I have to tell you a “hack” I use when I run into a mental block in my weekly writings. If, say, by mid-week I still haven’t found something interesting to talk about, I’ll make a few silly jokes. They are like gapfillers for my sometimes very empty brain. That was what happened last week. By Tuesday I had nothing I really wanted to write about. So instead or going into panic or procrastination toward the weekend, I made up a goofy story called “alternate memory.”
Voila, you know what happened? About half a dozen readers wrote back with comments. My ego assumes they liked it or why else would they take time to talk to me, right? Hmm, maybe from now on I’ll just write dirty jokes.
Reader E said, “I read the book and saw the movie. It’s a heartwarming piece for our age…. Do you know that the author had passed away?”
Reader C: “好題材! 謝謝你! ” Translation: “Good topic, thank you!” She didn’t elaborate on the reason she liked it. Subtle, eh?
Reader T also sent me a comment. Actually he sent two. T is a funny man and a philosopher. First he said: “man’s brain lies below the waist and woman well above the head.” I’ll let you decide whether you agree or disagree with this observation. Then he switched to Chinese and got serious: “四十而不惑。五十而知天命。六十而耳順。七十而從心所欲。” I am not a deep thinker. I once thought Plato was the scientist who discovered plutonium. Neither am I good at Zennish riddles in Chinese. But let me try to translate it the way I think it means: “At age 40, there is no uncertainty. At 50, you understand your destiny. At 60, what comes in the left ear goes out the right. At 70, things are cool, smooth and tight.” T, did I get half of what you meant?
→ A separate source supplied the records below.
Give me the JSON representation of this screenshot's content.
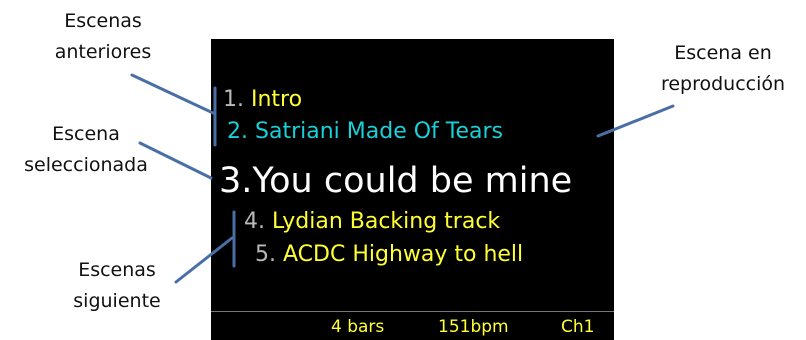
{
  "screen": {
    "scenes": [
      {
        "num": "1.",
        "name": "Intro",
        "state": "previous"
      },
      {
        "num": "2.",
        "name": "Satriani Made Of Tears",
        "state": "previous-playing"
      },
      {
        "num": "3.",
        "name": "You could be mine",
        "state": "selected"
      },
      {
        "num": "4.",
        "name": "Lydian Backing track",
        "state": "next"
      },
      {
        "num": "5.",
        "name": "ACDC Highway to hell",
        "state": "next"
      }
    ],
    "status": {
      "bars": "4 bars",
      "bpm": "151bpm",
      "channel": "Ch1"
    }
  },
  "annotations": {
    "previous_line1": "Escenas",
    "previous_line2": "anteriores",
    "selected_line1": "Escena",
    "selected_line2": "seleccionada",
    "next_line1": "Escenas",
    "next_line2": "siguiente",
    "playing_line1": "Escena en",
    "playing_line2": "reproducción"
  },
  "colors": {
    "screen_bg": "#000000",
    "scene_yellow": "#ffff33",
    "scene_cyan": "#19d0d8",
    "selected_white": "#ffffff",
    "number_gray": "#b9b9b9",
    "bracket_blue": "#4a6fa5"
  }
}
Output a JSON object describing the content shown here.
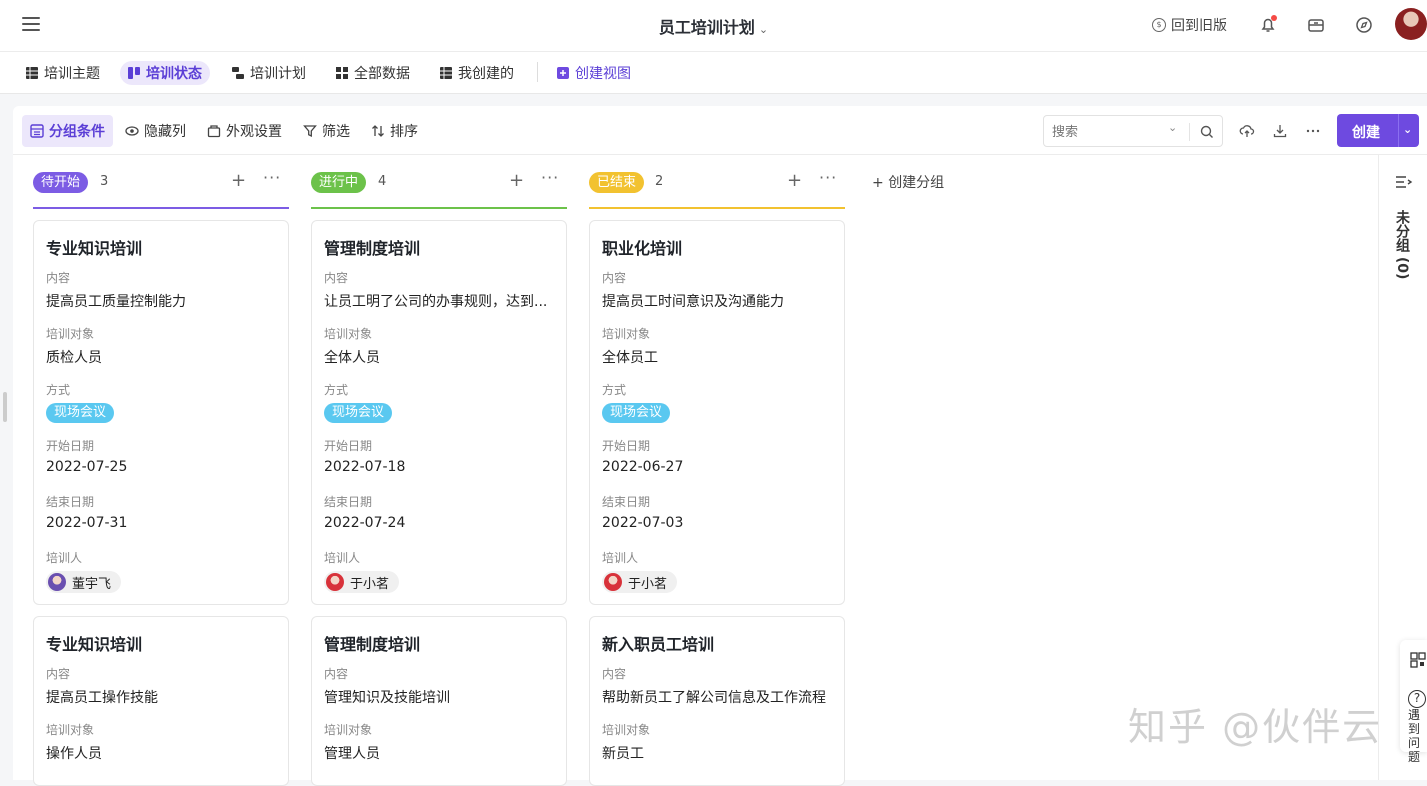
{
  "header": {
    "title": "员工培训计划",
    "back_old": "回到旧版"
  },
  "views": {
    "tabs": [
      "培训主题",
      "培训状态",
      "培训计划",
      "全部数据",
      "我创建的"
    ],
    "create_view": "创建视图"
  },
  "toolbar": {
    "group": "分组条件",
    "hide": "隐藏列",
    "appearance": "外观设置",
    "filter": "筛选",
    "sort": "排序",
    "search_placeholder": "搜索",
    "create": "创建"
  },
  "fields": {
    "content": "内容",
    "target": "培训对象",
    "method": "方式",
    "start": "开始日期",
    "end": "结束日期",
    "trainer": "培训人"
  },
  "columns": [
    {
      "status": "待开始",
      "count": "3",
      "color": "#7c5ce4",
      "cards": [
        {
          "title": "专业知识培训",
          "content": "提高员工质量控制能力",
          "target": "质检人员",
          "method": "现场会议",
          "start": "2022-07-25",
          "end": "2022-07-31",
          "trainer": "董宇飞"
        },
        {
          "title": "专业知识培训",
          "content": "提高员工操作技能",
          "target": "操作人员"
        }
      ]
    },
    {
      "status": "进行中",
      "count": "4",
      "color": "#6cc24a",
      "cards": [
        {
          "title": "管理制度培训",
          "content": "让员工明了公司的办事规则，达到...",
          "target": "全体人员",
          "method": "现场会议",
          "start": "2022-07-18",
          "end": "2022-07-24",
          "trainer": "于小茗"
        },
        {
          "title": "管理制度培训",
          "content": "管理知识及技能培训",
          "target": "管理人员"
        }
      ]
    },
    {
      "status": "已结束",
      "count": "2",
      "color": "#f2c230",
      "cards": [
        {
          "title": "职业化培训",
          "content": "提高员工时间意识及沟通能力",
          "target": "全体员工",
          "method": "现场会议",
          "start": "2022-06-27",
          "end": "2022-07-03",
          "trainer": "于小茗"
        },
        {
          "title": "新入职员工培训",
          "content": "帮助新员工了解公司信息及工作流程",
          "target": "新员工"
        }
      ]
    }
  ],
  "create_group": "创建分组",
  "ungrouped": "未分组 (0)",
  "help": "遇到问题",
  "watermark": "知乎 @伙伴云"
}
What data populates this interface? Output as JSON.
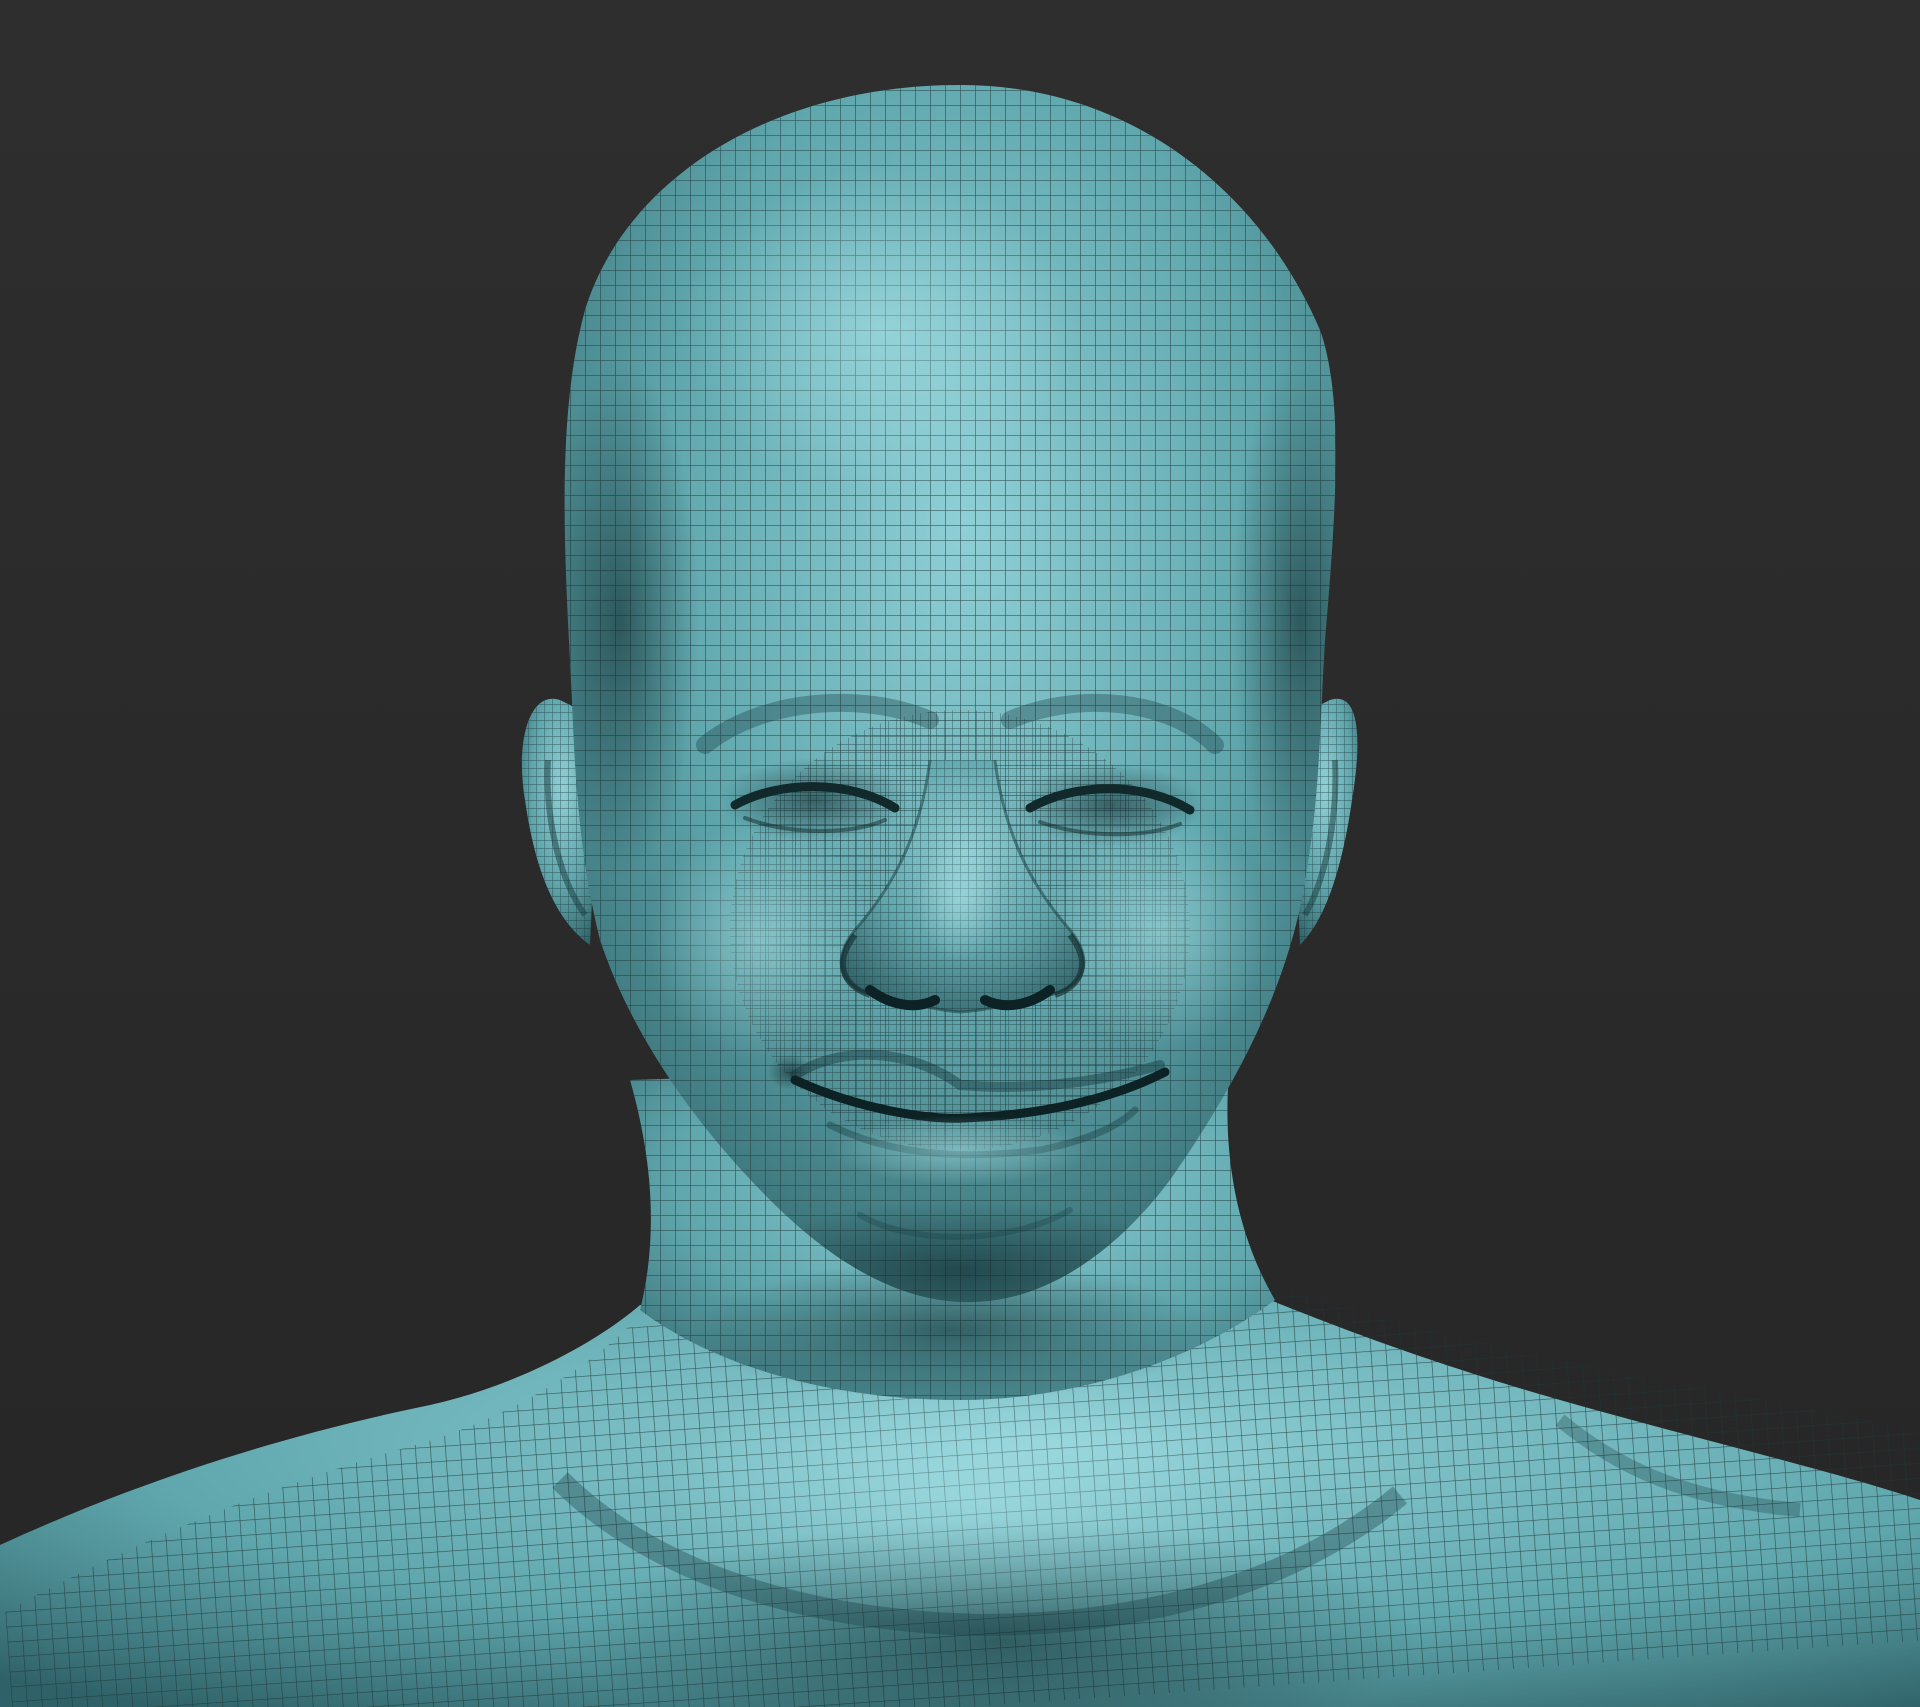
{
  "scene": {
    "background_color": "#2e2e2e",
    "mesh_base_color": "#5fa7ad",
    "mesh_highlight_color": "#8fd0d6",
    "mesh_shadow_color": "#2f6268",
    "wireframe_color": "#1e3538",
    "subject": "wireframe-head-and-shoulders-mesh"
  }
}
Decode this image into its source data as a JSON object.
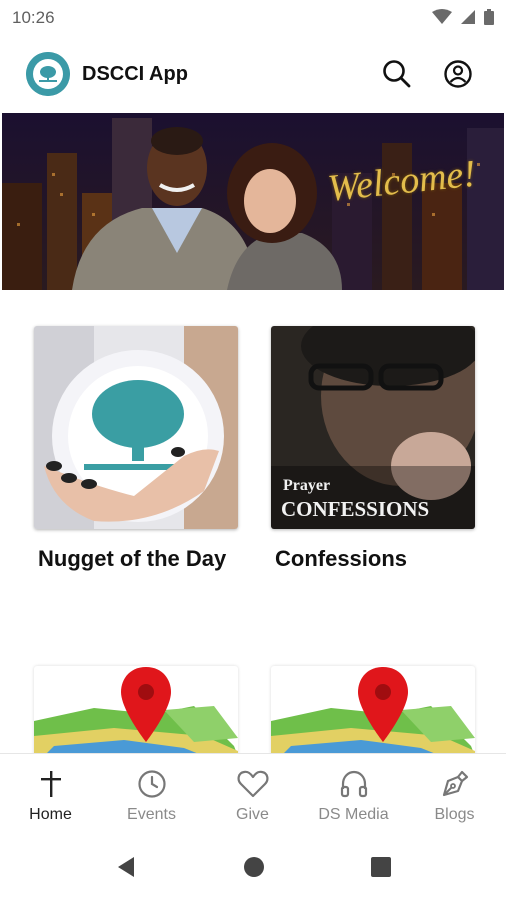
{
  "status": {
    "time": "10:26"
  },
  "appbar": {
    "title": "DSCCI App",
    "search_icon": "search-icon",
    "account_icon": "account-icon"
  },
  "banner": {
    "welcome_text": "Welcome!"
  },
  "cards": [
    {
      "title": "Nugget of the Day"
    },
    {
      "title": "Confessions",
      "image_overlay_line1": "Prayer",
      "image_overlay_line2": "CONFESSIONS"
    }
  ],
  "bottom_nav": [
    {
      "label": "Home",
      "icon": "cross-icon",
      "active": true
    },
    {
      "label": "Events",
      "icon": "clock-icon"
    },
    {
      "label": "Give",
      "icon": "heart-icon"
    },
    {
      "label": "DS Media",
      "icon": "headphones-icon"
    },
    {
      "label": "Blogs",
      "icon": "pen-nib-icon"
    }
  ],
  "colors": {
    "accent": "#3b9aa7",
    "pin": "#e0161b",
    "welcome_gold": "#e3bd4c"
  }
}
Back to Reader E’s input. I did not know the author of the book Our Souls at Night had died. The movie based on his work carries the same title. So I looked him up on Google. His name was Kent Haruf and he died in 2014 at the age of 71. Despite my quirky quip about the movie last week, the issue of aging is something very real to me and I suppose to quite a few “advanced” readers too. So let’s stop dreading on too many petty things and start enjoying our bonus days before we can’t. And I may pick up Haruf’s book and savor the story again while curling up with my lonely soul in a cold breezy night. What do you think?